Desde el 10 de noviembre permaneció en el piso de Ginecología y Obstetricia en vigilancia materno fetal; y del 26 al 28 en manejo para maduración pulmonar fetal ante la inminencia de un parto pretérmino complicado y su bebé nació el día 30 sin respirar, pero a ella le dijeron que había nacido bien y que minutos después falleció.

La Comisión determinó que no tuvo un manejo médico adecuado a lo prematuro del bebé, no consideraron las alternativas terapéuticas idóneas para la patología obstétrica que presentó la madre, omitieron registrar la evolución, monitoreo y las condiciones por lo que no se realizó una vigilancia estrecha de la evolución materno-fetal.

Menciona que, además, un médico adscrito al servicio de Ginecología y Obstetricia le dijo que su bebé no iba a nacer y le insistió en que se provocara el parto, y que solo estaba perdiendo el tiempo en la cama del hospital.

El caso de Leticia ocurrió en el mismo hospital.

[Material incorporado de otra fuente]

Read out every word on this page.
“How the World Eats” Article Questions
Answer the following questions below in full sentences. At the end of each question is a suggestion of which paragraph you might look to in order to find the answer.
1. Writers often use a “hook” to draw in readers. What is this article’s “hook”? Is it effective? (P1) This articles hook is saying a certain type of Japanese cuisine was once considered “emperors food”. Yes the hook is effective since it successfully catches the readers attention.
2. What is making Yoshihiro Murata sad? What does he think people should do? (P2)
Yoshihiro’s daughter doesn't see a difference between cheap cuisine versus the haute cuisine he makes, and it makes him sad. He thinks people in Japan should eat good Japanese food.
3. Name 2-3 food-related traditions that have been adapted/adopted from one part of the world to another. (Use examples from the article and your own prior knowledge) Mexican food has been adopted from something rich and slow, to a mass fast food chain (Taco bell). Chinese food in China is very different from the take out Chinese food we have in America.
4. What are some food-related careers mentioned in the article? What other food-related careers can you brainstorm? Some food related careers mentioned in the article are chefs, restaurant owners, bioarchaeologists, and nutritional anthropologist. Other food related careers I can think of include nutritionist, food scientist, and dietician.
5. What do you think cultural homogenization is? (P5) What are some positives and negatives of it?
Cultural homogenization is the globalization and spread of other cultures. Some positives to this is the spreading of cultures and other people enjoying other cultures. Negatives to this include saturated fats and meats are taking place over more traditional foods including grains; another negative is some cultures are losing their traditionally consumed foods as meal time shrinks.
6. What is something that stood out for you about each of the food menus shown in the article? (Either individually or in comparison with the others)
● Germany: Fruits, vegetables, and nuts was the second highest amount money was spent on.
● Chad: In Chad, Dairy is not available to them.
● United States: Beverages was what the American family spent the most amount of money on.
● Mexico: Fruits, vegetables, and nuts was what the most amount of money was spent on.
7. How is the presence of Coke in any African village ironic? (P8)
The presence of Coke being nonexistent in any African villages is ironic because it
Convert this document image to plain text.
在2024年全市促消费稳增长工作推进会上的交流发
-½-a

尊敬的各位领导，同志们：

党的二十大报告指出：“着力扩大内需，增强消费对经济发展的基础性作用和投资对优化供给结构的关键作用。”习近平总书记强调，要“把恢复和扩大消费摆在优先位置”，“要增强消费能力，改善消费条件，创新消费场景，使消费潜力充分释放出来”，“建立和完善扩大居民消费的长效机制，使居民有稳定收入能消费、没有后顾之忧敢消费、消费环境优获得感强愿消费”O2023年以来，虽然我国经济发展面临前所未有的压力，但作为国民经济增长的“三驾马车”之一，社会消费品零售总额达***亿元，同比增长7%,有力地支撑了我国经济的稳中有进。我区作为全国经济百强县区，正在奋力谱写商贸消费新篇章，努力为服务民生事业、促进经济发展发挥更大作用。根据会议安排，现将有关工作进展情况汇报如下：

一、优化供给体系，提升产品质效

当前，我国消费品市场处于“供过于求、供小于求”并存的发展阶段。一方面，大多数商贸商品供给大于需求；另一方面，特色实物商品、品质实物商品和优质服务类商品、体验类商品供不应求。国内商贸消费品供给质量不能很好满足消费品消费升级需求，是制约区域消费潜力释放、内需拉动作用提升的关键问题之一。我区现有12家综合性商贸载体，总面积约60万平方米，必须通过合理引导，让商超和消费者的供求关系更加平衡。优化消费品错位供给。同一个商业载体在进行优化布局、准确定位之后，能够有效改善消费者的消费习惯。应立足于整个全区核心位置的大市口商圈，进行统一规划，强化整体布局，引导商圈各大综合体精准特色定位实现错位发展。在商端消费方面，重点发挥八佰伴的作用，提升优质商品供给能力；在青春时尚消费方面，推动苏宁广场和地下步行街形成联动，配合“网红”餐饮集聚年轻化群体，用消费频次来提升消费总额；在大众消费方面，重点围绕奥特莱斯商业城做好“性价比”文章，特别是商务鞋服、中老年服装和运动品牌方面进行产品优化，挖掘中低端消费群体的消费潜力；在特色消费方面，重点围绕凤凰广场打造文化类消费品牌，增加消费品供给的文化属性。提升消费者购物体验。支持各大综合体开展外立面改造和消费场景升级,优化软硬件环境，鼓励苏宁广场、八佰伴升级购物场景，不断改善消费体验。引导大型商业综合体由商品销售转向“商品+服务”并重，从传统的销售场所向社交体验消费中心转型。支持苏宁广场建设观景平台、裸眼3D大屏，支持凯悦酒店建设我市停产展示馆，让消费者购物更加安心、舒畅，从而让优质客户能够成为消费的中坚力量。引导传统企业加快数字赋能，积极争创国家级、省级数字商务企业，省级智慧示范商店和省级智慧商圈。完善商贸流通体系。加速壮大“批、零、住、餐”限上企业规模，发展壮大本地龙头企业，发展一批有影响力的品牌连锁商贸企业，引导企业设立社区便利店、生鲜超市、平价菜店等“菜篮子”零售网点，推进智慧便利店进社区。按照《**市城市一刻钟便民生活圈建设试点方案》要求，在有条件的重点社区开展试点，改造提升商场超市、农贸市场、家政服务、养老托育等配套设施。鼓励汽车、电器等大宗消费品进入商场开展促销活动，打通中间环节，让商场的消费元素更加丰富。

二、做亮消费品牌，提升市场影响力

La víctima narró que el 6 y 7 de noviembre acudió a la clínica debido a dolores de parto ya que contaba con embarazo a término, pero personal médico la regresó a su casa.

El 8 de noviembre acudió nuevamente y permaneció sin vigilancia ni valoración médica desde las 13:00 hasta las 21:00 horas, momento en que el personal se percató de que estaba en fase de “coronación”, por lo que fue ingresada de inmediato a quirófano para la atención del parto.

Al momento del nacimiento el bebé presentó asfixia y un paro cardíaco y su vitalidad fue restablecida mediante maniobras de reanimación practicadas, pero al día siguiente sufrió un segundo paro que derivó en su fallecimiento.

La CNDH concluyó que omitieron realizar una adecuada estimación del riesgo obstétrico, no hicieron exámenes de laboratorio ni sonográficos, no tomaron la presión arterial cada 4 horas con el fin de anticipar y tratar cualquier condición irregular e interrumpir el embarazo vía abdominal al detectar alguna anomalía materna o fetal, ya que, de haberlo realizado, se hubieran percatado de la presencia atípica del cordón umbilical entre el feto y el cérvix, lo que requería cesárea.

Artículo publicado el 26 de octubre de 2025 en la edición 1187 del semanario Ríodoce.